ボクはあまり教訓的なことは好きではありません。お話はできるだけ面白く娯楽的であるほうがいいと思っています。しかし、面白さのために毒はいれません。なぜなら、精神的栄養になる子どもの時の絵本や音楽は身体を流れる血液と同じだからです。

「血の色は紅い」より

やなせ先生は子どもを一つの人格として、大人以上に真髄に向き合っていたのが全体を通してよく分かった。例え3才の「子ども」でも大人の想像以上にいろんなことを読み取れる「おとな」であること。
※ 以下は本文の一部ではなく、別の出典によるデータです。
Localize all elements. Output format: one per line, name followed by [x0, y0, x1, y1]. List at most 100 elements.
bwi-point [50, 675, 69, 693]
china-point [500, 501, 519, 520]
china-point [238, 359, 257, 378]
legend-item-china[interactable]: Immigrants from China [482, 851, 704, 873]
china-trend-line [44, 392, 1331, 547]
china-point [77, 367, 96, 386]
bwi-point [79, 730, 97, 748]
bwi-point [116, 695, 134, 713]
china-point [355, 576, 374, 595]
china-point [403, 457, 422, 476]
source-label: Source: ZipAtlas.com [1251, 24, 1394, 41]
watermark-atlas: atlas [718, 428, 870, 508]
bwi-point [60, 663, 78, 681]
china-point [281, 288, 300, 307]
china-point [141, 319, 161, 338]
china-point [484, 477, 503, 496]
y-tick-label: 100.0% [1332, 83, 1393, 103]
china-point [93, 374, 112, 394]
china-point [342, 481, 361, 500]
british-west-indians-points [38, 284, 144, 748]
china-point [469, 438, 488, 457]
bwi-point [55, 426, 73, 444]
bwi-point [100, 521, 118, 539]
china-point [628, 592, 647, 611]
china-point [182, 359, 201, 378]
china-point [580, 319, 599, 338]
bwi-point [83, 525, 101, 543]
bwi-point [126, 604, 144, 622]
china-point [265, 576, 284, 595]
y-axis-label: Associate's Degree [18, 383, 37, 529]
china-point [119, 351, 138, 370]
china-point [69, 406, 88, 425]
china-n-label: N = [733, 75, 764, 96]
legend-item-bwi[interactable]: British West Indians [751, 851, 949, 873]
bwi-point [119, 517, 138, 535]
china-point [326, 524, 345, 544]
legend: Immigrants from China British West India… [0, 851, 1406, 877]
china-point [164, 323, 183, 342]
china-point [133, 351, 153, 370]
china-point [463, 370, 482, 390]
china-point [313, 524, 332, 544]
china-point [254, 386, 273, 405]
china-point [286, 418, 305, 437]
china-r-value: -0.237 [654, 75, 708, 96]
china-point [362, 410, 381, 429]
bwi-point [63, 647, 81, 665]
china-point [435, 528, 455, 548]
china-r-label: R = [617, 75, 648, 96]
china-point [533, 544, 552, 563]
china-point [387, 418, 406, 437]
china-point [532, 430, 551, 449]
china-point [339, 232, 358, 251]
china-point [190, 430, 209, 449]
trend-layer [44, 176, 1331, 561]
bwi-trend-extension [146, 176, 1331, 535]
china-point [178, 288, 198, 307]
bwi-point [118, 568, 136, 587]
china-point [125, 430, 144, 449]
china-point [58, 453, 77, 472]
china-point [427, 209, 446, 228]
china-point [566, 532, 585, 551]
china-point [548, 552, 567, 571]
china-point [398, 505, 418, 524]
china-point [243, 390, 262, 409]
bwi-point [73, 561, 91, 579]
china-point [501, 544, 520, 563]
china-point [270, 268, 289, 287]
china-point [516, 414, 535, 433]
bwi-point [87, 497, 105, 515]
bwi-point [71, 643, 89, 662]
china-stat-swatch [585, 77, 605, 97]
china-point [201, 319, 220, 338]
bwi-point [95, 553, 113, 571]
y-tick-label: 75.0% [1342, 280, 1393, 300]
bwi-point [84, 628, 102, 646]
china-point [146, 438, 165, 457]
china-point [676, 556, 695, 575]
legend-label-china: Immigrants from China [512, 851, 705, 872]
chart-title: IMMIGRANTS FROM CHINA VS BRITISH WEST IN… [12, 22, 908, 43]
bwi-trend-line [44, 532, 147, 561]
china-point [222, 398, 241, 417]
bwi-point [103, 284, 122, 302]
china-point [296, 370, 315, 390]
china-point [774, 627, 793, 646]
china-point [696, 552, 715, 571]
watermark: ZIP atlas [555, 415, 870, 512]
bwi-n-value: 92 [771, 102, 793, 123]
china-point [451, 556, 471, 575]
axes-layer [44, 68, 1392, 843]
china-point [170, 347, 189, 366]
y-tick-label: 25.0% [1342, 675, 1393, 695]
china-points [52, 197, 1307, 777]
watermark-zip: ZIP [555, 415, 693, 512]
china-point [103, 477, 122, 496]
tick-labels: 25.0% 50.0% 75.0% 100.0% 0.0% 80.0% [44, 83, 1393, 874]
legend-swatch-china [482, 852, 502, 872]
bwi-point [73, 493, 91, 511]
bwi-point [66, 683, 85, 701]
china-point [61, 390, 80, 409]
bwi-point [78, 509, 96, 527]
吸収力が抜群にあるからこそ周りの大人の影響をストレートに受けること。

この本を読んで、子どもに対しての責任を一身に引き受けて作品づくりをしていたことを感じた。私はよく街中で親子を見かけると「もし自分に子どもができたらどんな風に子育てするだろう?どこへ行ってどんな遊びを一緒にするだろう?」と妄想する。(頭の中に行きたい場所リストはある)やなせ先生のように「愛と勇気」を見せられる親になりたい。生活や娯楽を通じていつも「あたたかい光」を与えられる存在になりたい。そんなふうに思った。(ま、いつ親になるかなんてわからないんだけどね!)

皆さんも自分の好きなことを見つけてください。見つからない人は探し出すことです。好きなものであればコツコツ努力する事も決してつらくありません。楽しみながらいつのまにか何かをつかむことができます。とかなんとかいっても、絶えず探し求めていなければつかむことができません。チャンスにもめぐりあえません。だからボクらは失敗を恐れず絶えず挑戦をくりかえしてやっとつかむのです。

「好きなことでコツコツ努力」より

ひとはみんな、よろこばせごっこをして生きています。それが、このいかにもさびしげな人生のささやかなたのしみになります。ボクらはそんなに長く生きはしません。星のいのちにくらべれば、瞬間に消え去っていきます。それならば、その束の間の人生は、なるべく楽しく暮らしたほうがいい。そして、その楽しさの最大のものは他のひとをよろこばせることなのです。

「一番うれしいこと」より

この2文章は一番のお気に入り。読み返すとふっと柔らかいチカラがみなぎってくる。自分用に残しておく。